Send in the clones

Stuart Miller

Washington¾ Undisclosed White House officials expressed delight over the prospect of the amount of child support that could be collected through the assistance of cloning.

"Dolly," the first ever adult cloned mammal, has inspired child support collection officials who are expected to heavily lobby Ethics and Human Rights committees to make exceptions for human cloning of fathers who are behind in their child support.

Officials are hoping to be given administrative authority to order fathers to relinquish DNA samples for cloning. "This way, even fathers with minimum wage jobs can produce more income for women and children," said one official, "because technically, all of the clones would be responsible for support."

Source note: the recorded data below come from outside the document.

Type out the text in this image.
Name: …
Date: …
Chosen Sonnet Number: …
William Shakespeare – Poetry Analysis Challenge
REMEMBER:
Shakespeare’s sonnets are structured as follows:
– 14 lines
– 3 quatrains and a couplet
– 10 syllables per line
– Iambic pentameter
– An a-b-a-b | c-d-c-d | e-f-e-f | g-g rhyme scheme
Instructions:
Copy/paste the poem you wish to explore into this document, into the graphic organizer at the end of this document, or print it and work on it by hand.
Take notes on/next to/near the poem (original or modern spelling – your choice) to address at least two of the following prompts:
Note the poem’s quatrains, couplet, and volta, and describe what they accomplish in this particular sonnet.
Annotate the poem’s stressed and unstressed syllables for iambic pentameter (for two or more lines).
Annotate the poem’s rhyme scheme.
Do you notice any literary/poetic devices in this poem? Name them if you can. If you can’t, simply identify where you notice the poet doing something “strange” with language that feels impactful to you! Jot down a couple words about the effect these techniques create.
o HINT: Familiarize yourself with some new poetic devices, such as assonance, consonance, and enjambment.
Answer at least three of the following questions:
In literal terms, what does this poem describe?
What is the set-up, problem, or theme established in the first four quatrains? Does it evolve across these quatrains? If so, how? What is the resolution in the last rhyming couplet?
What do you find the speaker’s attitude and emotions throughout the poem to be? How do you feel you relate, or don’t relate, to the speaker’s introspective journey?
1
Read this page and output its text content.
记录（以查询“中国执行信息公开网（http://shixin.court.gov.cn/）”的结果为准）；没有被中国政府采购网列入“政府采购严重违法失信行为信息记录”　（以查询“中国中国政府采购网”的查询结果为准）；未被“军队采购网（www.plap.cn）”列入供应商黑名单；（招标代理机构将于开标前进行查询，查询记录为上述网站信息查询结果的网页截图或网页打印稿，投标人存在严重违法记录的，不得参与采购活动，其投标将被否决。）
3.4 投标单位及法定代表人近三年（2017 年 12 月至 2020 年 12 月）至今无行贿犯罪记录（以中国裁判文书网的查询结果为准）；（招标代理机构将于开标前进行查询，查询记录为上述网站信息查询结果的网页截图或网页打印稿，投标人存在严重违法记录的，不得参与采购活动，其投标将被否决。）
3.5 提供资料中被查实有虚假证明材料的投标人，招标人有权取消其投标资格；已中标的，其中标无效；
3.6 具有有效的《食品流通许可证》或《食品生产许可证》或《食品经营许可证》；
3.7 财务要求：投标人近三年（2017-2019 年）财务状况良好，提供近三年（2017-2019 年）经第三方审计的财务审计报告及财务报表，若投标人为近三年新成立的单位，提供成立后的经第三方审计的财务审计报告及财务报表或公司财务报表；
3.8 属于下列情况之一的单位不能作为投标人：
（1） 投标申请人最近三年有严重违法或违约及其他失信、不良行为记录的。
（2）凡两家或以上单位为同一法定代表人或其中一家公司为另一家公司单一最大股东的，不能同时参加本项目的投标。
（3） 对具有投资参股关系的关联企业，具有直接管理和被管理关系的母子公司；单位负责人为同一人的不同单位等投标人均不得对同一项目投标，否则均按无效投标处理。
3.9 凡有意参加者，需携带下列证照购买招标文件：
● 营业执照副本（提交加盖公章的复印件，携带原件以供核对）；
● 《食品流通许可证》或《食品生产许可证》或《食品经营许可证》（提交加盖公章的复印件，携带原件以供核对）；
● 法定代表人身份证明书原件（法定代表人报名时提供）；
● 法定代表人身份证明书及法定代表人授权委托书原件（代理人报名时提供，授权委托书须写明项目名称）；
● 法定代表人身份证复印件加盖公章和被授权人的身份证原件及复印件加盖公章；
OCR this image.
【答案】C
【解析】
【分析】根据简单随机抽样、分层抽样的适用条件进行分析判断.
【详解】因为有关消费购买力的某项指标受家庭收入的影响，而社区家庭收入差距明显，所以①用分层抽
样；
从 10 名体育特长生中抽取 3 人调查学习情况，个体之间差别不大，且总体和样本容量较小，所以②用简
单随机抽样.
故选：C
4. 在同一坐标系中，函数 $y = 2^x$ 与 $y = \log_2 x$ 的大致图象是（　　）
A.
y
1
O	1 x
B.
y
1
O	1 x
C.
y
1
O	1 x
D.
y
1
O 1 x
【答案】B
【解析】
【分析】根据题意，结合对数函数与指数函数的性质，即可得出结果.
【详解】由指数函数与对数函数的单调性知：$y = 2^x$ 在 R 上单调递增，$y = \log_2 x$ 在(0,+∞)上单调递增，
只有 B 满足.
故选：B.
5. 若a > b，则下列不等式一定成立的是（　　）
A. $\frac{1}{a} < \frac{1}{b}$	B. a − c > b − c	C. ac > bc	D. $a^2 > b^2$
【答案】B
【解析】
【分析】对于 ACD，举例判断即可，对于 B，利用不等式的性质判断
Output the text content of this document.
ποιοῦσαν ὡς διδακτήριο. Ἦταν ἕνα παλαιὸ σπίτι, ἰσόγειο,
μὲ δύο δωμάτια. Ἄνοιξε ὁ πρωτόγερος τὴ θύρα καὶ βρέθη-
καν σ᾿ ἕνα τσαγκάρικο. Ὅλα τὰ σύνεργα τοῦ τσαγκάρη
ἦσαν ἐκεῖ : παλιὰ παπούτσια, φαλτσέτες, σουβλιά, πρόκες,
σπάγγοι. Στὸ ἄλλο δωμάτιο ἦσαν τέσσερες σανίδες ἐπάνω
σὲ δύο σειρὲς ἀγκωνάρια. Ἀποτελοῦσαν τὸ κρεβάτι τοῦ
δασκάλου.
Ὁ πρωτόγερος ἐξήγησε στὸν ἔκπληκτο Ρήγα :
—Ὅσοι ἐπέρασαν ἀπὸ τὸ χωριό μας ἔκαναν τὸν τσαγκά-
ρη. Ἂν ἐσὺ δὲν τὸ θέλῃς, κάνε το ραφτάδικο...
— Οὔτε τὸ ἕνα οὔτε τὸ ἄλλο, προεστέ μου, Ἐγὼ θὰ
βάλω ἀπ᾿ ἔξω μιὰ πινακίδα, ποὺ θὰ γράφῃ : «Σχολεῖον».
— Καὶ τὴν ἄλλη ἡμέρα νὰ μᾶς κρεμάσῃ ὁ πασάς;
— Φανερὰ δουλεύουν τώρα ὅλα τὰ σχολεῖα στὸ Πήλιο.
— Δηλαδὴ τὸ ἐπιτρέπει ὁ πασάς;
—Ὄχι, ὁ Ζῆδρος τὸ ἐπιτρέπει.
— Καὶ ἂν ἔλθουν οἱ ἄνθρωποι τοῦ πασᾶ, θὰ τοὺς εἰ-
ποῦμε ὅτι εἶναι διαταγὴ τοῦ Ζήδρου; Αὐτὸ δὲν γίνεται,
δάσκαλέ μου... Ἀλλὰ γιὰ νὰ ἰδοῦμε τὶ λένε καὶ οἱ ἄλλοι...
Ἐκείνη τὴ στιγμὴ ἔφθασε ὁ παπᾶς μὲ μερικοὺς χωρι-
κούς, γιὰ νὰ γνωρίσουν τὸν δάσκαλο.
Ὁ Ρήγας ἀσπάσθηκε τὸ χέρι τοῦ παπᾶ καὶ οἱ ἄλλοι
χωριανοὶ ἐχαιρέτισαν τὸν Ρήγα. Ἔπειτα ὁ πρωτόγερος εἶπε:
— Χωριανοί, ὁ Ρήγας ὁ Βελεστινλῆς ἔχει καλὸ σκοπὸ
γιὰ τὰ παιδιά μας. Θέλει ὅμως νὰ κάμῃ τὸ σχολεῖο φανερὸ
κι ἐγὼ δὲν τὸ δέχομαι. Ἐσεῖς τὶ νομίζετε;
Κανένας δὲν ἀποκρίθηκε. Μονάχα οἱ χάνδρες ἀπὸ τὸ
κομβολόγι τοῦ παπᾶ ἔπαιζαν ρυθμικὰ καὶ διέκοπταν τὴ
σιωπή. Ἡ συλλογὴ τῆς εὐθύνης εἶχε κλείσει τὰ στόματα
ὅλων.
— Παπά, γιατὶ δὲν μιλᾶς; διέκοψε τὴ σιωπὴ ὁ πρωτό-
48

Opponents say this is just an effort for the administration to try to justify the $34 billion lie they promulgated in 1992. Elaine Sorenson of the Urban Institute was commissioned by Health and Human Services to conjure up a fictitious amount of child support that "could" be collected, based on the concept that all fathers are fully employed, have only one child, and all start paying child support at the birth of the child, based on the highest guidelines in the country. "The only way they could come close to qualifying the $34 billion number," said one opponent, "would be to clone employed, non-disabled fathers who don't have any drug, alcohol, psychological, educational or job-skill difficulties."

Further, there are no laws anywhere in the country that require that child support be spent on the children," said another opponent, "this is just more malarkey from the anti-father/anti-family forces at the Maternal Revenue Service... or is it?"